Процесс прохождения лечения полон многочисленных изменений, испытаний. Это трудный, сложный период для всей семьи. Задача психолога в стационаре – поддержать, помочь справиться с сильными переживаниями, предоставить возможность высказать боль, страхи, негодование, беспомощность, поплакать, иногда просто побыть посторонним человеком, с которым можно поговорить. Реабилитация в постстационарном периоде подразумевает несколько иное. С одной стороны, острое состояние позади, страх смерти ослабевает, наступает ремиссия, благоприятный прогноз дает силы и возможность задуматься о дальнейшей жизни. С другой стороны, обстоятельства этой самой жизни изменились настолько, что она становится незнакомой, новой и пока непонятной…Ребенку нужно вернуться в школу или детский сад или выбрать домашнее обучение, предстоит встреча с друзьями и соседями, родственниками и знакомыми. Родители возвращаются к прежним обязанностям и ролям – супружеским, родительским, профессиональным. Этот процесс не всегда бывает легким и порождает большое количество противоречивых чувств, страхов, неуверенности в собственных силах. Возникает много вопросов, новых тревог, бывает просто страшно остаться вот так вдруг одним, без врачей. Именно поэтому здесь так важна психологическая помощь и поддержка.
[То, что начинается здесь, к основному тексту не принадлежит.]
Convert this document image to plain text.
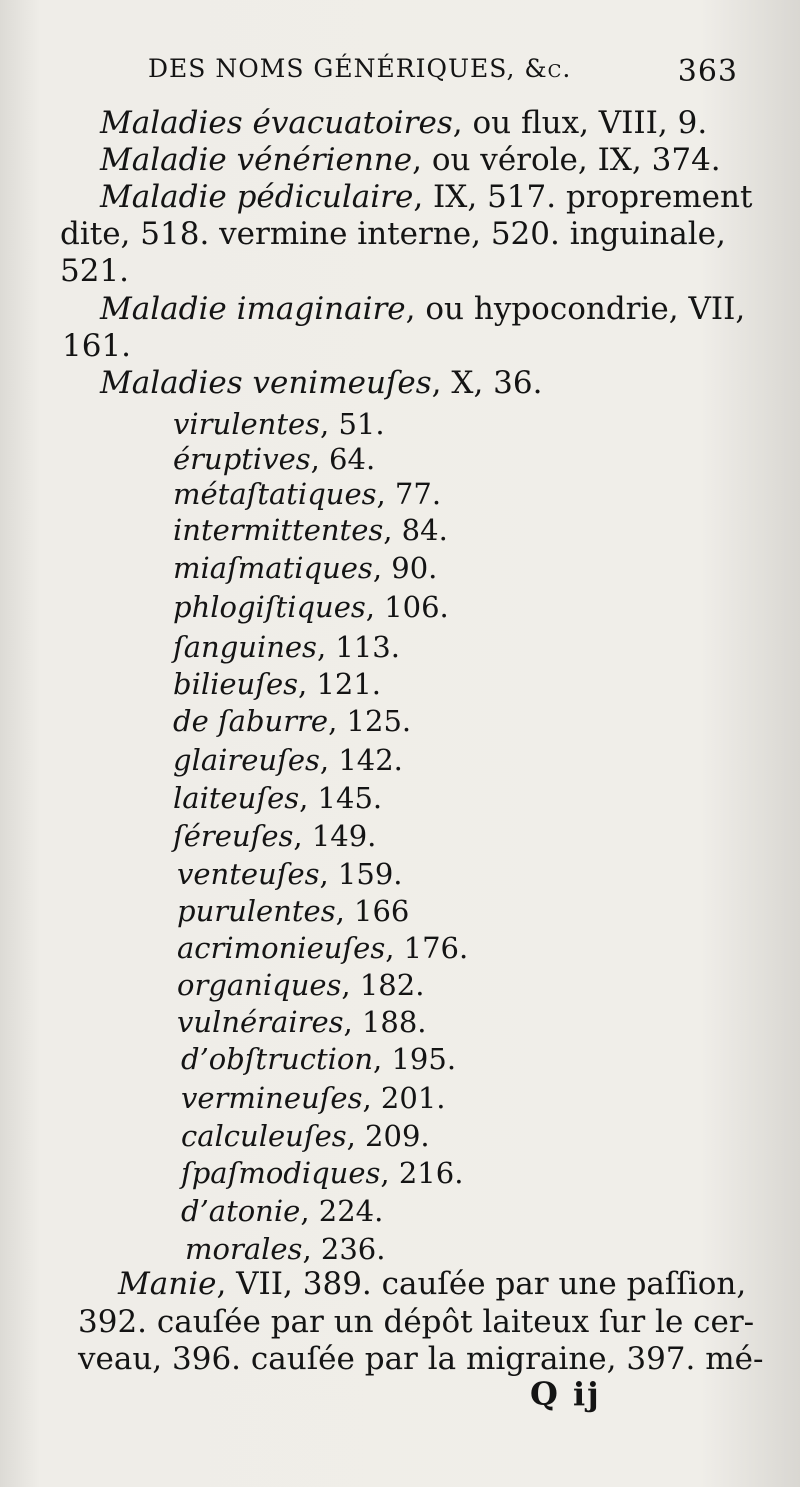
DES NOMS GÉNÉRIQUES, &c.	363
Maladies évacuatoires, ou flux, VIII, 9.
Maladie vénérienne, ou vérole, IX, 374.
Maladie pédiculaire, IX, 517. proprement
dite, 518. vermine interne, 520. inguinale,
521.
Maladie imaginaire, ou hypocondrie, VII,
161.
Maladies venimeuſes, X, 36.
virulentes, 51.
éruptives, 64.
métaſtatiques, 77.
intermittentes, 84.
miaſmatiques, 90.
phlogiſtiques, 106.
ſanguines, 113.
bilieuſes, 121.
de ſaburre, 125.
glaireuſes, 142.
laiteuſes, 145.
ſéreuſes, 149.
venteuſes, 159.
purulentes, 166
acrimonieuſes, 176.
organiques, 182.
vulnéraires, 188.
d’obſtruction, 195.
vermineuſes, 201.
calculeuſes, 209.
ſpaſmodiques, 216.
d’atonie, 224.
morales, 236.
Manie, VII, 389. cauſée par une paſſion,
392. cauſée par un dépôt laiteux ſur le cer-
veau, 396. cauſée par la migraine, 397. mé-
Q ij
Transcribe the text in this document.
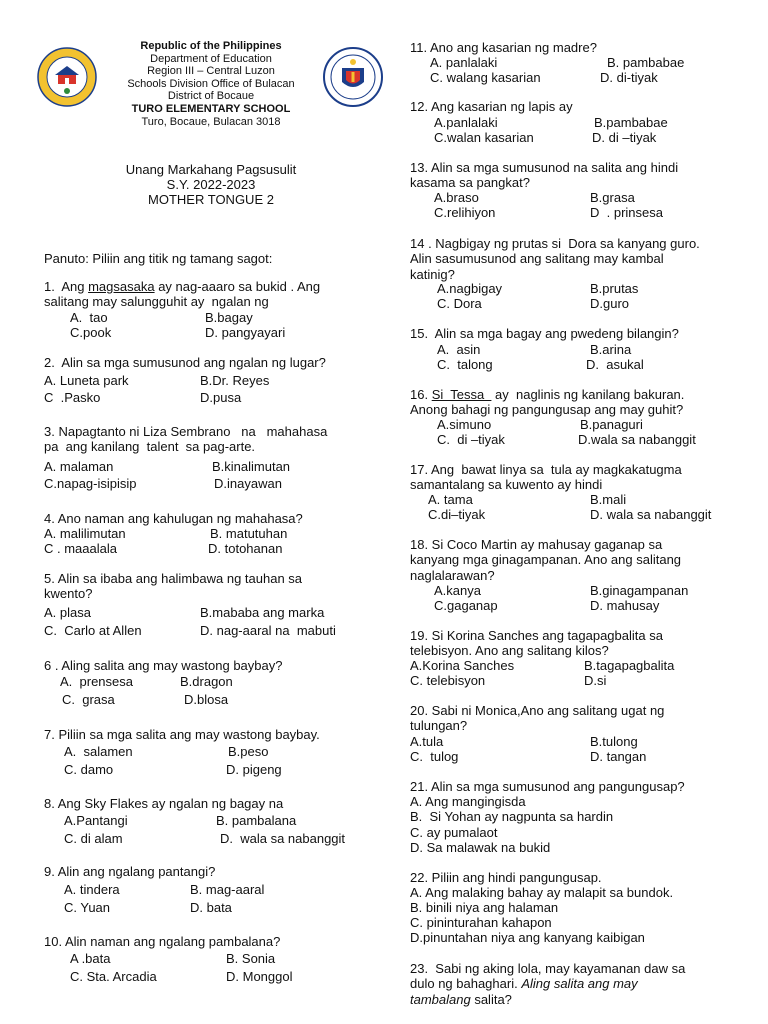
Republic of the Philippines
Department of Education
Region III – Central Luzon
Schools Division Office of Bulacan
District of Bocaue
TURO ELEMENTARY SCHOOL
Turo, Bocaue, Bulacan 3018
Unang Markahang Pagsusulit
S.Y. 2022-2023
MOTHER TONGUE 2
Panuto: Piliin ang titik ng tamang sagot:
1.  Ang magsasaka ay nag-aaaro sa bukid . Ang
salitang may salungguhit ay  ngalan ng
A.  tao	B.bagay
C.pook	D. pangyayari
2.  Alin sa mga sumusunod ang ngalan ng lugar?
A. Luneta park	B.Dr. Reyes
C  .Pasko	D.pusa
3. Napagtanto ni Liza Sembrano   na   mahahasa
pa  ang kanilang  talent  sa pag-arte.
A. malaman	B.kinalimutan
C.napag-isipisip	D.inayawan
4. Ano naman ang kahulugan ng mahahasa?
A. malilimutan	B. matutuhan
C . maaalala	D. totohanan
5. Alin sa ibaba ang halimbawa ng tauhan sa
kwento?
A. plasa	B.mababa ang marka
C.  Carlo at Allen	D. nag-aaral na  mabuti
6 . Aling salita ang may wastong baybay?
A.  prensesa	B.dragon
C.  grasa	D.blosa
7. Piliin sa mga salita ang may wastong baybay.
A.  salamen	B.peso
C. damo	D. pigeng
8. Ang Sky Flakes ay ngalan ng bagay na
A.Pantangi	B. pambalana
C. di alam	D.  wala sa nabanggit
9. Alin ang ngalang pantangi?
A. tindera	B. mag-aaral
C. Yuan	D. bata
10. Alin naman ang ngalang pambalana?
A .bata	B. Sonia
C. Sta. Arcadia	D. Monggol
11. Ano ang kasarian ng madre?
A. panlalaki	B. pambabae
C. walang kasarian	D. di-tiyak
12. Ang kasarian ng lapis ay
A.panlalaki	B.pambabae
C.walan kasarian	D. di –tiyak
13. Alin sa mga sumusunod na salita ang hindi
kasama sa pangkat?
A.braso	B.grasa
C.relihiyon	D  . prinsesa
14 . Nagbigay ng prutas si  Dora sa kanyang guro.
Alin sasumusunod ang salitang may kambal
katinig?
A.nagbigay	B.prutas
C. Dora	D.guro
15.  Alin sa mga bagay ang pwedeng bilangin?
A.  asin	B.arina
C.  talong	D.  asukal
16. Si  Tessa   ay  naglinis ng kanilang bakuran.
Anong bahagi ng pangungusap ang may guhit?
A.simuno	B.panaguri
C.  di –tiyak	D.wala sa nabanggit
17. Ang  bawat linya sa  tula ay magkakatugma
samantalang sa kuwento ay hindi
A. tama	B.mali
C.di–tiyak	D. wala sa nabanggit
18. Si Coco Martin ay mahusay gaganap sa
kanyang mga ginagampanan. Ano ang salitang
naglalarawan?
A.kanya	B.ginagampanan
C.gaganap	D. mahusay
19. Si Korina Sanches ang tagapagbalita sa
telebisyon. Ano ang salitang kilos?
A.Korina Sanches	B.tagapagbalita
C. telebisyon	D.si
20. Sabi ni Monica,Ano ang salitang ugat ng
tulungan?
A.tula	B.tulong
C.  tulog	D. tangan
21. Alin sa mga sumusunod ang pangungusap?
A. Ang mangingisda
B.  Si Yohan ay nagpunta sa hardin
C. ay pumalaot
D. Sa malawak na bukid
22. Piliin ang hindi pangungusap.
A. Ang malaking bahay ay malapit sa bundok.
B. binili niya ang halaman
C. pininturahan kahapon
D.pinuntahan niya ang kanyang kaibigan
23.  Sabi ng aking lola, may kayamanan daw sa
dulo ng bahaghari. Aling salita ang may
tambalang salita?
Пациент после прохождения основного лечения тяжелых или хронических заболеваний в стационаре имеет возможность получить санаторное восстановительное лечение и дальнейшее наблюдение амбулаторно. Подобная преемственность, на мой взгляд, просто необходима и в психологическом сопровождении, особенно, когда речь идет об онкологии. Это позволит не только элементарно поддержать семью, жизнь которой невероятным образом меняется под воздействием мощного стрессора, но и помочь в поиске новых возможностей при восстановлении и адаптации. На сегодняшний день у семей с детьми, проходящими лечение онкологического заболевания в крупных клиниках, появляется возможность получить психологическую помощь в стационаре. Так, например, студенты нашего института консультируют родителей, занимаются игровой терапией с детьми на базе РОНЦ им. Блохина и в отделении трансплантации костного мозга РДКБ. Это позволяет, с одной стороны, работать с острыми состояниями, связанными с переживанием, а с другой стороны, начать реабилитационные мероприятия уже в стационаре. Это важно, так как выработка эффективных поведенческих стратегий в ходе лечения позволяет в будущем, в постклиническом периоде лучше справляться с уже новыми задачами, соответствующим целям восстановления и ресоциализации.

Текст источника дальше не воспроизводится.